Suena en el equipo de música de mi salón un Adagio de Johann Pachelbel.
Es una pieza que nos regala un Programa de Radio Clásica en RNE. Lo interpreta la Orquesta Filarmónica
de Berlín bajo la batuta maestra de Herbert von Karajan. La armonía fluye sembrando en cada rincón de
la casa la magia de la música. Dejo por un momento de teclear el ordenador para
que nada interrumpa aquello que no merece ser interrumpido. Nada que pueda
hacer en ese momento tendrá más importancia que poner mis cinco sentidos en la
música. Cuando Dios nos susurra amorosamente al oído debemos prestarle nuestra
máxima atención. Vuelo pausadamente sin necesidad de tener alas que me
transporten a paraísos oníricos donde prevalezca la belleza de lo eterno sobre
la banalidad de lo cotidiano.

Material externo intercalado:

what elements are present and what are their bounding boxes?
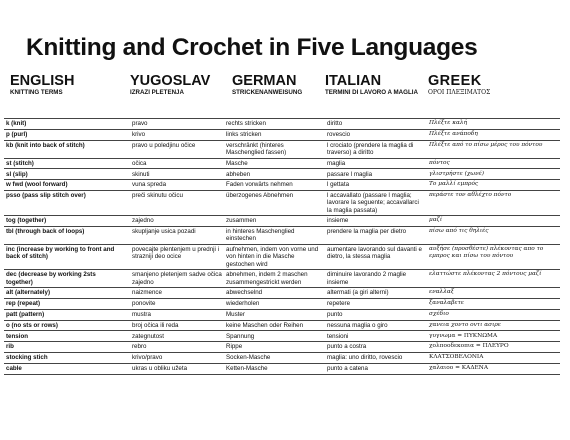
english-term: st (stitch) [4, 158, 122, 169]
italian-term: rovescio [323, 129, 427, 140]
table-row [4, 158, 560, 169]
greek-term: περάστε τον αθλέχτο πόντο [427, 190, 560, 215]
table-row [4, 320, 560, 331]
greek-term: χανεια χοντο ovτι ασιρε [427, 320, 560, 331]
yugoslav-term: skinuti [122, 169, 224, 180]
italian-term: diritto [323, 119, 427, 130]
english-term: rib [4, 342, 122, 353]
german-term: Masche [224, 158, 323, 169]
column-header-yugoslav [130, 74, 210, 96]
column-title: ENGLISH [10, 73, 75, 89]
column-title: YUGOSLAV [130, 73, 211, 89]
yugoslav-term: preči skinutu očicu [122, 190, 224, 215]
german-term: Spannung [224, 331, 323, 342]
column-subtitle: TERMINI DI LAVORO A MAGLIA [325, 89, 418, 96]
greek-term: πόντος [427, 158, 560, 169]
table-row [4, 119, 560, 130]
table-row [4, 270, 560, 288]
italian-term: maglia [323, 158, 427, 169]
greek-term: πίσω από τις θηλιές [427, 226, 560, 244]
yugoslav-term: rebro [122, 342, 224, 353]
greek-term: ξαναλαβετε [427, 298, 560, 309]
greek-term: χαλαιοο = ΚΑΔΕΝΑ [427, 363, 560, 374]
greek-term: χολποοδεκοπια = ΠΛΕΥΡΟ [427, 342, 560, 353]
column-title: ITALIAN [325, 73, 382, 89]
table-row [4, 352, 560, 363]
greek-term: Το μαλλί εμπρός [427, 180, 560, 191]
yugoslav-term: smanjeno pletenjem sadve očica zajedno [122, 270, 224, 288]
table-row [4, 342, 560, 353]
greek-term: μαζί [427, 216, 560, 227]
italian-term: insieme [323, 216, 427, 227]
english-term: k (knit) [4, 119, 122, 130]
table-row [4, 244, 560, 269]
yugoslav-term: pravo [122, 119, 224, 130]
english-term: p (purl) [4, 129, 122, 140]
italian-term: l crociato (prendere la maglia di traverso) a diritto [323, 140, 427, 158]
column-subtitle: STRICKENANWEISUNG [232, 89, 303, 96]
yugoslav-term: pravo u poledjinu očice [122, 140, 224, 158]
english-term: patt (pattern) [4, 309, 122, 320]
greek-term: Πλέξτε ανάποδη [427, 129, 560, 140]
greek-term: Πλέξτε από το πίσω μέρος του πόντου [427, 140, 560, 158]
german-term: zusammen [224, 216, 323, 227]
italian-term: diminuire lavorando 2 maglie insieme [323, 270, 427, 288]
german-term: Muster [224, 309, 323, 320]
english-term: psso (pass slip stitch over) [4, 190, 122, 215]
yugoslav-term: mustra [122, 309, 224, 320]
english-term: w fwd (wool forward) [4, 180, 122, 191]
table-row [4, 331, 560, 342]
yugoslav-term: broj očica ili reda [122, 320, 224, 331]
table-row [4, 363, 560, 374]
english-term: kb (knit into back of stitch) [4, 140, 122, 158]
greek-term: γλιστρήστε (χωνέ) [427, 169, 560, 180]
german-term: abwechselnd [224, 288, 323, 299]
yugoslav-term: naizmence [122, 288, 224, 299]
german-term: rechts stricken [224, 119, 323, 130]
greek-term: Πλέξτε καλή [427, 119, 560, 130]
german-term: verschränkt (hinteres Maschenglied fassen) [224, 140, 323, 158]
page-title: Knitting and Crochet in Five Languages [26, 34, 478, 61]
table-row [4, 169, 560, 180]
italian-term: passare l maglia [323, 169, 427, 180]
german-term: Faden vorwärts nehmen [224, 180, 323, 191]
english-term: tog (together) [4, 216, 122, 227]
german-term: abheben [224, 169, 323, 180]
german-term: links stricken [224, 129, 323, 140]
german-term: wiederholen [224, 298, 323, 309]
italian-term: punto a costra [323, 342, 427, 353]
greek-term: σχέδιο [427, 309, 560, 320]
english-term: o (no sts or rows) [4, 320, 122, 331]
table-row [4, 140, 560, 158]
greek-term: ελαττώστε πλέκοντας 2 πόντους μαζί [427, 270, 560, 288]
greek-term: ΚΛΑΤΣΟΒΕΛΟΝΙΑ [427, 352, 560, 363]
yugoslav-term: zajedno [122, 216, 224, 227]
table-row [4, 298, 560, 309]
german-term: Rippe [224, 342, 323, 353]
german-term: Socken-Masche [224, 352, 323, 363]
italian-term: altermati (a giri alterni) [323, 288, 427, 299]
table-row [4, 309, 560, 320]
italian-term: punto [323, 309, 427, 320]
italian-term: maglia: uno diritto, rovescio [323, 352, 427, 363]
yugoslav-term: krivo [122, 129, 224, 140]
german-term: keine Maschen oder Reihen [224, 320, 323, 331]
yugoslav-term: skupljanje usica pozadi [122, 226, 224, 244]
column-header-italian [325, 74, 420, 96]
yugoslav-term: krivo/pravo [122, 352, 224, 363]
german-term: aufnehmen, indem von vorne und von hinten in die Masche gestochen wird [224, 244, 323, 269]
column-headers [0, 74, 570, 110]
column-title: GREEK [428, 73, 482, 89]
table-row [4, 226, 560, 244]
column-subtitle: KNITTING TERMS [10, 89, 63, 96]
english-term: dec (decrease by working 2sts together) [4, 270, 122, 288]
italian-term: prendere la maglia per dietro [323, 226, 427, 244]
table-row [4, 190, 560, 215]
italian-term: tensioni [323, 331, 427, 342]
table-row [4, 216, 560, 227]
italian-term: aumentare lavorando sul davanti e dietro, la stessa maglia [323, 244, 427, 269]
table-row [4, 288, 560, 299]
column-title: GERMAN [232, 73, 297, 89]
english-term: cable [4, 363, 122, 374]
column-header-greek [428, 74, 490, 96]
italian-term: l gettata [323, 180, 427, 191]
yugoslav-term: povecajte plentenjem u prednji i strazniji deo ocice [122, 244, 224, 269]
yugoslav-term: ponovite [122, 298, 224, 309]
german-term: in hinteres Maschenglied einstechen [224, 226, 323, 244]
english-term: sl (slip) [4, 169, 122, 180]
english-term: rep (repeat) [4, 298, 122, 309]
column-subtitle: IZRAZI PLETENJA [130, 89, 184, 96]
english-term: tbl (through back of loops) [4, 226, 122, 244]
column-header-german [232, 74, 302, 96]
greek-term: αυξήσε (προσθέστε) πλέκοντας απο το εμπρος και πίσω του πόντου [427, 244, 560, 269]
italian-term: punto a catena [323, 363, 427, 374]
table-row [4, 129, 560, 140]
german-term: überzogenes Abnehmen [224, 190, 323, 215]
greek-term: γυγνωμα = ΠΥΚΝΩΜΑ [427, 331, 560, 342]
english-term: alt (alternately) [4, 288, 122, 299]
italian-term: repetere [323, 298, 427, 309]
terms-table [4, 118, 560, 375]
german-term: Ketten-Masche [224, 363, 323, 374]
yugoslav-term: zategnutost [122, 331, 224, 342]
english-term: tension [4, 331, 122, 342]
column-subtitle: ΟΡΟΙ ΠΛΕΞΙΜΑΤΟΣ [428, 89, 491, 96]
english-term: stocking stich [4, 352, 122, 363]
yugoslav-term: vuna spreda [122, 180, 224, 191]
greek-term: εναλλαξ [427, 288, 560, 299]
yugoslav-term: očica [122, 158, 224, 169]
column-header-english [10, 74, 74, 96]
italian-term: l accavallato (passare l maglia; lavorare la seguente; accavallarci la maglia passata) [323, 190, 427, 215]
table-row [4, 180, 560, 191]
italian-term: nessuna maglia o giro [323, 320, 427, 331]
german-term: abnehmen, indem 2 maschen zusammengestrickt werden [224, 270, 323, 288]
yugoslav-term: ukras u obliku užeta [122, 363, 224, 374]
english-term: inc (increase by working to front and back of stitch) [4, 244, 122, 269]
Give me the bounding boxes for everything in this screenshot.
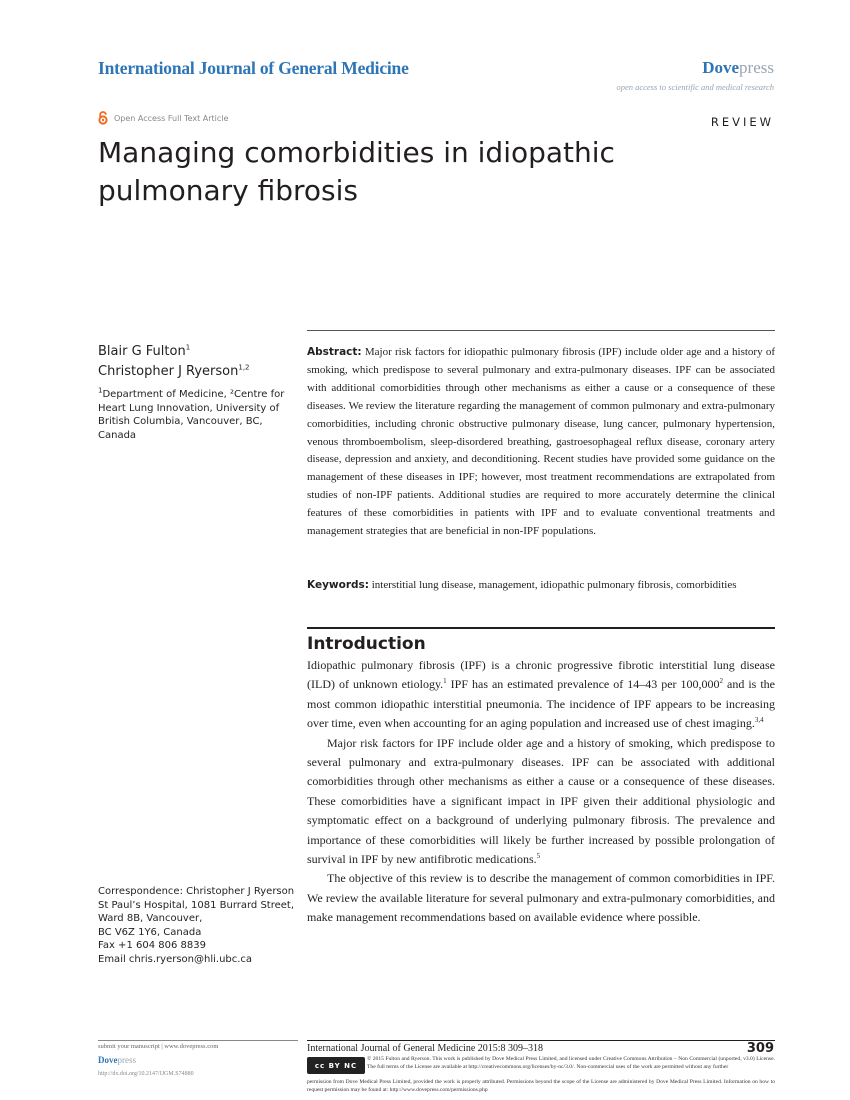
intro-divider (307, 627, 775, 629)
corr-line: Fax +1 604 806 8839 (98, 940, 206, 951)
keywords-label: Keywords: (307, 579, 369, 591)
intro-heading: Introduction (307, 634, 426, 654)
publisher-dove: Dove (702, 58, 740, 77)
keywords (307, 577, 775, 595)
license-text-continued: permission from Dove Medical Press Limited, provided the work is properly attributed. Permissions beyond the scope of the License are administered by Dove Medical Press Limited. Information on how to request permission may be found at: http://www.dovepress.com/permissions.php (307, 1079, 775, 1093)
corr-line: St Paul’s Hospital, 1081 Burrard Street, (98, 899, 295, 911)
corr-line: Ward 8B, Vancouver, (98, 913, 203, 924)
citation-sup: 2 (719, 677, 724, 686)
text-run: IPF has an estimated prevalence of 14–43 per 100,000 (446, 677, 720, 692)
author-list (98, 342, 250, 382)
abstract-divider (307, 330, 775, 331)
intro-paragraph-3: The objective of this review is to describe the management of common comorbidities in IPF. We review the available literature for several pulmonary and extra-pulmonary comorbidities, and make management recommendations based on available evidence where possible. (307, 871, 775, 925)
intro-body (307, 656, 775, 928)
corr-email: Email chris.ryerson@hli.ubc.ca (98, 953, 253, 965)
license-text: © 2015 Fulton and Ryerson. This work is published by Dove Medical Press Limited, and licensed under Creative Commons Attribution – Non Commercial (unported, v3.0) License. The full terms of the License are available at http://creativecommons.org/licenses/by-nc/3.0/. Non-commercial uses of the work are permitted without any further (367, 1056, 775, 1070)
text-run: Major risk factors for IPF include older age and a history of smoking, which predispose to several pulmonary and extra-pulmonary diseases. IPF can be associated with additional comorbidities through other mechanisms as either a cause or a consequence of these diseases. These comorbidities have a significant impact in IPF given their additional physiologic and symptomatic effect on a background of underlying pulmonary fibrosis. The prevalence and importance of these comorbidities will likely be further increased by possible prolongation of survival in IPF by new antifibrotic medications. (307, 735, 775, 867)
footer-divider-right (307, 1040, 775, 1041)
open-access-label (98, 111, 228, 125)
page-number: 309 (746, 1041, 774, 1056)
footer-publisher-logo (98, 1055, 136, 1065)
author-2-name: Christopher J Ryerson (98, 364, 239, 379)
keywords-text: interstitial lung disease, management, idiopathic pulmonary fibrosis, comorbidities (371, 579, 737, 591)
author-2 (98, 362, 250, 382)
author-2-sup: 1,2 (238, 363, 250, 372)
citation-sup: 5 (536, 852, 541, 861)
footer-divider-left (98, 1040, 298, 1041)
abstract-label: Abstract: (307, 346, 362, 358)
article-type: REVIEW (710, 115, 774, 129)
open-access-icon (98, 111, 108, 125)
corr-line: BC V6Z 1Y6, Canada (98, 926, 202, 938)
author-1-name: Blair G Fulton (98, 344, 186, 359)
correspondence (98, 885, 298, 966)
text-run: and is the most common idiopathic interstitial pneumonia. The incidence of IPF appears to be increasing over time, even when accounting for an aging population and increased use of chest imaging. (307, 677, 775, 731)
publisher-press: press (739, 58, 774, 77)
open-access-text: Open Access Full Text Article (114, 113, 229, 123)
intro-paragraph-1 (307, 656, 775, 734)
publisher-logo (702, 58, 774, 78)
cc-license-badge[interactable]: cc BY NC (307, 1057, 365, 1074)
abstract (307, 344, 775, 541)
footer-dove: Dove (98, 1055, 118, 1065)
abstract-text: Major risk factors for idiopathic pulmonary fibrosis (IPF) include older age and a history of smoking, which predispose to several pulmonary and extra-pulmonary diseases. IPF can be associated with additional comorbidities through other mechanisms as either a cause or a consequence of these diseases. We review the literature regarding the management of common pulmonary and extra-pulmonary comorbidities, including chronic obstructive pulmonary disease, lung cancer, pulmonary hypertension, venous thromboembolism, sleep-disordered breathing, gastroesophageal reflux disease, coronary artery disease, depression and anxiety, and deconditioning. Recent studies have provided some guidance on the management of these diseases in IPF; however, most treatment recommendations are extrapolated from studies of non-IPF patients. Additional studies are required to more accurately determine the clinical features of these comorbidities in patients with IPF and to evaluate conventional treatments and management strategies that are beneficial in non-IPF populations. (307, 346, 775, 538)
footer-press: press (117, 1055, 136, 1065)
affiliation-text: Department of Medicine, ²Centre for Heart Lung Innovation, University of British Columbia, Vancouver, BC, Canada (98, 389, 285, 441)
affiliation-sup: 1 (98, 386, 103, 395)
article-title: Managing comorbidities in idiopathic pulmonary fibrosis (98, 136, 615, 207)
submit-link[interactable]: submit your manuscript | www.dovepress.com (98, 1043, 219, 1050)
intro-paragraph-2 (307, 734, 775, 870)
author-1-sup: 1 (185, 343, 191, 352)
publisher-tagline: open access to scientific and medical research (616, 82, 774, 92)
citation-sup: 3,4 (754, 716, 764, 725)
corr-line: Correspondence: Christopher J Ryerson (98, 886, 295, 897)
journal-title: International Journal of General Medicine (98, 58, 409, 78)
affiliations (98, 388, 298, 442)
doi-link[interactable]: http://dx.doi.org/10.2147/IJGM.S74880 (98, 1071, 194, 1077)
author-1 (98, 342, 250, 362)
text-run: Idiopathic pulmonary fibrosis (IPF) is a chronic progressive fibrotic interstitial lung disease (ILD) of unknown etiology. (307, 658, 775, 692)
citation-sup: 1 (443, 677, 447, 686)
citation-line: International Journal of General Medicine 2015:8 309–318 (307, 1043, 544, 1054)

Poco puede importarnos las veleidades juveniles
de don Herbert con los nazis. Al final siempre prevalecen las obras sobre las
intenciones. Nadie puede cambiar su pasado pero si puede hacerlo con su
presente. Los acordes del alma que Karajan nos regala consiguen que nuestra fe
en lo divino se acreciente por momentos. Música celestial para los sentidos. Vivimos
en una sociedad donde prevalecen las voces sobre los ecos y donde los ruidos
sustituyen sin pudor al mundo de los sonidos. Nuestras almas duermen en los
armarios el ingrato sueño de la insensibilidad. Hoy solo tiene sentido aquello que nos resulta
tangible y podemos tocar. La belleza de lo efímero ha muerto de inanición en
los brazos del pragmatismo. Como decía Maki Navajas: “Cuando nos han robado la
ética no permitamos que también nos roben la estética”.